Congratulations! You have received admission into a doctoral program and will be supported by a fellowship or perhaps you will be working as a Teaching Assistant (TA) or a Research Assistant (RA). For the latter you might be supported by a professor's research grant.
Many graduate students are now starting to move to their new homes which will be the universities at which they will be pursuing their PhDs. Some travel hundreds of miles and some cross oceans and continents in pursuit of their dreams.
Graduate school is quite different from being an undergraduate and now you are officially an adult. You have identified a subject which is your passion and that you want to do research in. This, in itself is an achievement.
You will soon be registering for courses, undergoing orientation, and maybe even meeting your advisor for the very first time in person. Some universities bring prospective doctoral students to campus for interviews, but not all do.
The first year of graduate school is always exciting, since, unless you stay on at your undergraduate alma mater (as I did and amassed 4 degrees from Brown University), everything will be quite new to you. There will be a new campus to explore, new friends to make, and new exciting courses to take, with a greater focus than in your undergraduate studies.
Following your first year of graduate study there will, most likely, be Milestone 1 and that is the Core Exam. Today, for example, one of my doctoral students had the oral component of her core exam, which was based on a paper that she had written over the summer, which she defended in front of her committee. Some programs and schools have one or two day written exams only and in our Management Science doctoral program at the Isenberg School we used to have such a core exam. A few years ago we changed the model and now a student writes a paper on a theme that is agreed upon by the committee chair and her committee and it should be on research that he/she was involved in already, which really helps since the sooner you get into research and have the momentum the better for you and your graduation. It also helps a lot on the job market to have some good papers already placed, if not published.

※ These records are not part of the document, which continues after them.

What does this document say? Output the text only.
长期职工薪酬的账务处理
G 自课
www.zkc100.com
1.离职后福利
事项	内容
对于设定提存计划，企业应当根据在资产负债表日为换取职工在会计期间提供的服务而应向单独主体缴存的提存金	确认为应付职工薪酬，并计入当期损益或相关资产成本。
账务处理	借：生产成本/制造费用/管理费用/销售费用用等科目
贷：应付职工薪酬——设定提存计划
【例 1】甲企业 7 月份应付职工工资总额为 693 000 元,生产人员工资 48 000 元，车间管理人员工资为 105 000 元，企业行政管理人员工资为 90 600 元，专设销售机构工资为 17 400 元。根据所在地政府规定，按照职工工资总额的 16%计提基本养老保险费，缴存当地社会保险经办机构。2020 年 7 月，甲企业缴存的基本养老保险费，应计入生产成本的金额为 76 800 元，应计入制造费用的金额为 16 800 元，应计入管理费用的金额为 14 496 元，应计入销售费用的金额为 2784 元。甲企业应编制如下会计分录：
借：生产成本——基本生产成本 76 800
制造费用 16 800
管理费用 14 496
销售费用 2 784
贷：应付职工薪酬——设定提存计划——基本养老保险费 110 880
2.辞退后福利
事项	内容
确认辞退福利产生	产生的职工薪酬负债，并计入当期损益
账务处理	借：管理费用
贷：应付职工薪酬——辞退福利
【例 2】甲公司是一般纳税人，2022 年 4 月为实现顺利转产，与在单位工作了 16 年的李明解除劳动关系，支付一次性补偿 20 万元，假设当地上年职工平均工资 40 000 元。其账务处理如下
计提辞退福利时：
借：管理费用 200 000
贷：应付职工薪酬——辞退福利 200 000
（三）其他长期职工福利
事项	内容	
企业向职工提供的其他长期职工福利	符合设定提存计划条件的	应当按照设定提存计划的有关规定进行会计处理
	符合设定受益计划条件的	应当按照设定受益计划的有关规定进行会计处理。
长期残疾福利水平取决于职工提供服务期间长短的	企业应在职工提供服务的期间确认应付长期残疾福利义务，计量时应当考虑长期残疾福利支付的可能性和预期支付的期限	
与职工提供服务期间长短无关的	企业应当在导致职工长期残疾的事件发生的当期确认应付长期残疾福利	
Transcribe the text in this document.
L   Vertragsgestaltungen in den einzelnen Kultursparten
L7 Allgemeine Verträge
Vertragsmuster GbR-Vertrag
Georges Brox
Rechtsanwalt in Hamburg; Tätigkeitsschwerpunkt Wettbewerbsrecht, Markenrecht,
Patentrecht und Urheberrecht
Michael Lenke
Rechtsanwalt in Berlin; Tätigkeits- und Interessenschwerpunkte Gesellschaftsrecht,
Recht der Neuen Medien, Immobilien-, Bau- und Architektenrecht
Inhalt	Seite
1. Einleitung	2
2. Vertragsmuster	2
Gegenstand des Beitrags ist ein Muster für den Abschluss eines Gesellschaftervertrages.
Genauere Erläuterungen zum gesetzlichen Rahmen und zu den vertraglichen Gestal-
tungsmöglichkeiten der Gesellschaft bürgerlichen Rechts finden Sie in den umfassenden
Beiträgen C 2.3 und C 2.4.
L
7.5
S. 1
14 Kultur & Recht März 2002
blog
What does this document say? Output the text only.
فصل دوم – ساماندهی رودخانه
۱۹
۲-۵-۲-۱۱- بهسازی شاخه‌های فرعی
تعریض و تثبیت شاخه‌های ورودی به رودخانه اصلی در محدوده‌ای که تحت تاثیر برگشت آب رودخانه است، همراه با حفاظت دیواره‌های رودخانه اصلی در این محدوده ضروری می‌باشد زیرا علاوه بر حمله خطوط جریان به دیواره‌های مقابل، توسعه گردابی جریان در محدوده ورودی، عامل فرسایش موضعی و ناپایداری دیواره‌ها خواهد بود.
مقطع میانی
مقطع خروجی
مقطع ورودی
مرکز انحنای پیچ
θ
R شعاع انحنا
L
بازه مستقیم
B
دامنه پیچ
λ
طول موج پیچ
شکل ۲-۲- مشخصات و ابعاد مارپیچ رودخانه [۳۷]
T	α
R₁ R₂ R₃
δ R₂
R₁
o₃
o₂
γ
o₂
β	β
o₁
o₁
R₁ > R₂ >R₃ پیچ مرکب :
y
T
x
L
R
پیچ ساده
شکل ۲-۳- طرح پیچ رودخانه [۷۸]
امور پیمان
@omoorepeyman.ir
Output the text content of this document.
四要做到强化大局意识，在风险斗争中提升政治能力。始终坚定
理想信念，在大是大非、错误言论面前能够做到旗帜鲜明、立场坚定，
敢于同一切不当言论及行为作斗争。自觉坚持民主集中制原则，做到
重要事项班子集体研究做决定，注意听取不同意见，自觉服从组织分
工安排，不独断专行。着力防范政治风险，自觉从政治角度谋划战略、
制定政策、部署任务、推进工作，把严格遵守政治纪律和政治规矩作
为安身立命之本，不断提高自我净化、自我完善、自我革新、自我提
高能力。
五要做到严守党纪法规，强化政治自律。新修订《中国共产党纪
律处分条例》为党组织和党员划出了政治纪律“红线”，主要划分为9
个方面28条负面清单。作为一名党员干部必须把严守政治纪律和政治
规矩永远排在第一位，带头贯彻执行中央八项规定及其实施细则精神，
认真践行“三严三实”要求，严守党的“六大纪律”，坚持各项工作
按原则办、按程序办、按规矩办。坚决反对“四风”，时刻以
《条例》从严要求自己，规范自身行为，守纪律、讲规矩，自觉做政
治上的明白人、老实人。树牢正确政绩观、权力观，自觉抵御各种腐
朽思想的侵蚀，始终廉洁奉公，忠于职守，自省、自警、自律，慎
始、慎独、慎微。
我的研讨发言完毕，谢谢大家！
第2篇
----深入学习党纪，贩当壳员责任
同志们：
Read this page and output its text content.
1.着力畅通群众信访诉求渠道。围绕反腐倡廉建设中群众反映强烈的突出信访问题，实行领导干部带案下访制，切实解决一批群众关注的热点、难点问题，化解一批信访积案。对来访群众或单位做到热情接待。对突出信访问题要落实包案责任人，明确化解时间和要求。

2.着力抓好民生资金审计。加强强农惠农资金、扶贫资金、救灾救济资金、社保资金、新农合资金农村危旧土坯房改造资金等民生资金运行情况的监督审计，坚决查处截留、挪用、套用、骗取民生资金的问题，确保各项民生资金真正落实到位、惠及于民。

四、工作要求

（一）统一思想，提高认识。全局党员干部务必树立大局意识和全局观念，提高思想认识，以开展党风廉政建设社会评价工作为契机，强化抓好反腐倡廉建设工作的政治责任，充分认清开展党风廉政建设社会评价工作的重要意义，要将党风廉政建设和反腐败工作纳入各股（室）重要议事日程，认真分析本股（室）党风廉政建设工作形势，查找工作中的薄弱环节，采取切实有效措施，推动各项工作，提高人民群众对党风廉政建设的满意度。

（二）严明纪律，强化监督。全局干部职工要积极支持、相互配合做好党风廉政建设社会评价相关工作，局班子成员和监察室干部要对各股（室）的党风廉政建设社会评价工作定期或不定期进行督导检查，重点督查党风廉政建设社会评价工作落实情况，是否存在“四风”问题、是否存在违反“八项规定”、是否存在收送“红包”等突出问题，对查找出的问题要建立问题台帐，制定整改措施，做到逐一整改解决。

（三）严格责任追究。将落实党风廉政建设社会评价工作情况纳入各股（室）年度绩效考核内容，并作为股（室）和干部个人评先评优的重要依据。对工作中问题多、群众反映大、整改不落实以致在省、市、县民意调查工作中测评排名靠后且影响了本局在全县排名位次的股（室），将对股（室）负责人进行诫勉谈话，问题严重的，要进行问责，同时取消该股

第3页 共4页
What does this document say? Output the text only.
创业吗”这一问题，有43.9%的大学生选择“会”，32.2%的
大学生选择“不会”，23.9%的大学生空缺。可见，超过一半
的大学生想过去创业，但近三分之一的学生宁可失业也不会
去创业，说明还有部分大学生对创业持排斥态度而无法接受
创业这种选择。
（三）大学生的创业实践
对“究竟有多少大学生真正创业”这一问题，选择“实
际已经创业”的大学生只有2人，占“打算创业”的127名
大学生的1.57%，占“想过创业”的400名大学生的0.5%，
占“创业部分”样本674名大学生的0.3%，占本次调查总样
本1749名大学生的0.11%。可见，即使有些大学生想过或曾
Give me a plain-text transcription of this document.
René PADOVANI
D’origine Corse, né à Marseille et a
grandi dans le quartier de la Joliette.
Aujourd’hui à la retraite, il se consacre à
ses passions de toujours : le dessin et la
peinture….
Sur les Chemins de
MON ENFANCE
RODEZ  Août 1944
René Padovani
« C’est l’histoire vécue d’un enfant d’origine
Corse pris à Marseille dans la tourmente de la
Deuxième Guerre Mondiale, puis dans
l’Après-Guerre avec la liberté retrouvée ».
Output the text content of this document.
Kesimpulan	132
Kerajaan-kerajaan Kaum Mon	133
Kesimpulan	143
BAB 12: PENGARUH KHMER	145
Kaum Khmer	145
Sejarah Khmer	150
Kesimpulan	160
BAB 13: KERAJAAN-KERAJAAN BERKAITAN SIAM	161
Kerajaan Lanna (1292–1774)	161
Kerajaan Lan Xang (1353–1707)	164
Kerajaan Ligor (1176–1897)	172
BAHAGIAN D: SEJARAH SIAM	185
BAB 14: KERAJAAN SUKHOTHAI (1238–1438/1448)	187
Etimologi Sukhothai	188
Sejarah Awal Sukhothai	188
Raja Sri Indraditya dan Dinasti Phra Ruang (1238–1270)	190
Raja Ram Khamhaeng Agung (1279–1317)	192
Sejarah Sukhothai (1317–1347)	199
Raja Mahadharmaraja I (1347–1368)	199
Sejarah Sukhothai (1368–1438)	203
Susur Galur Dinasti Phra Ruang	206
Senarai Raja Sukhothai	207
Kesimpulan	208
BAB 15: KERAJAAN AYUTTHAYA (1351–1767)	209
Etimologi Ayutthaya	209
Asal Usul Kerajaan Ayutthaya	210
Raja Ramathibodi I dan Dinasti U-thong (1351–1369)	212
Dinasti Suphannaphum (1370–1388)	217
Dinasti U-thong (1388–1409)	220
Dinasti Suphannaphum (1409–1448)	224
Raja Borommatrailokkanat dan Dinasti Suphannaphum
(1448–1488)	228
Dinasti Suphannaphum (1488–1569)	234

Below is a photo of my happy doctoral student with her committee members after a successful core exam today.
After the second year there is another Milestone to hurdle over - that of the Comprehensive Exam. In some schools the comprehensive exam may be more of a dissertation proposal but in our program now this exam, as the name implies, should demonstrate breadth and depth of knowledge of a student based on coursework over two years. Again, a committee is formed, with a chair, and the committee prepares the exam, which the student works on over several weeks. After submission of the completed written part to the committee, an oral exam is held (not to be confused with going to the dentist).
When I was a doctoral student at Brown University I only had one exam and it was a long oral one.
Ideally, in the third year (usually at the end of the third year) a student should form a dissertation committee. Some programs at UMass only require three members, including the chair. Ours requires four members and one member should be an external member. The student prepares the dissertation proposal, which is written, shares it with the committee, and, once a defense date is scheduled, then defends it orally with a presentation and is subject to questions. This is Milestone 3.
After the research for the dissertation is completed and the doctoral student's advisor is happy with the result a defense date for the dissertation is scheduled. This should be a pleasant and happy time (although I have been to defenses in which the student did not pass but this I believe is as much the fault of the advisor as of the student). The dissertation defense is Milestone 4 and, once the students passes this huge step, and the grad school and other paperwork is finalized and processed, the happy student can take part in gradation ceremonies to receive the PhD! Now you can be addressed as "Doctor!"
Next Friday, my 19th PhD student, Sara Saberi, will be defending her PhD. It is actually her second PhD. Some like to go through the above process more than once although it is certainly not common.
This will be an exciting occasion for both Sara and for her advisor as well as for the committee members. Sara will be an Assistant Professor at the Foisie School of Business at Worcester Polytechnic Institute (WPI) in Massachusetts, which is research university and an ideal place for her. She begins he new position later this month. I supported Sara for two years on a National Science Foundation (NSF) Future Internet Architecture (FIA) grant. Also, in our program doctoral students are required to teach and this helps them on the academic job market so, typically, a doctoral student would teach in their 4th year of our program.
Best of luck to all PhD students on their journeys!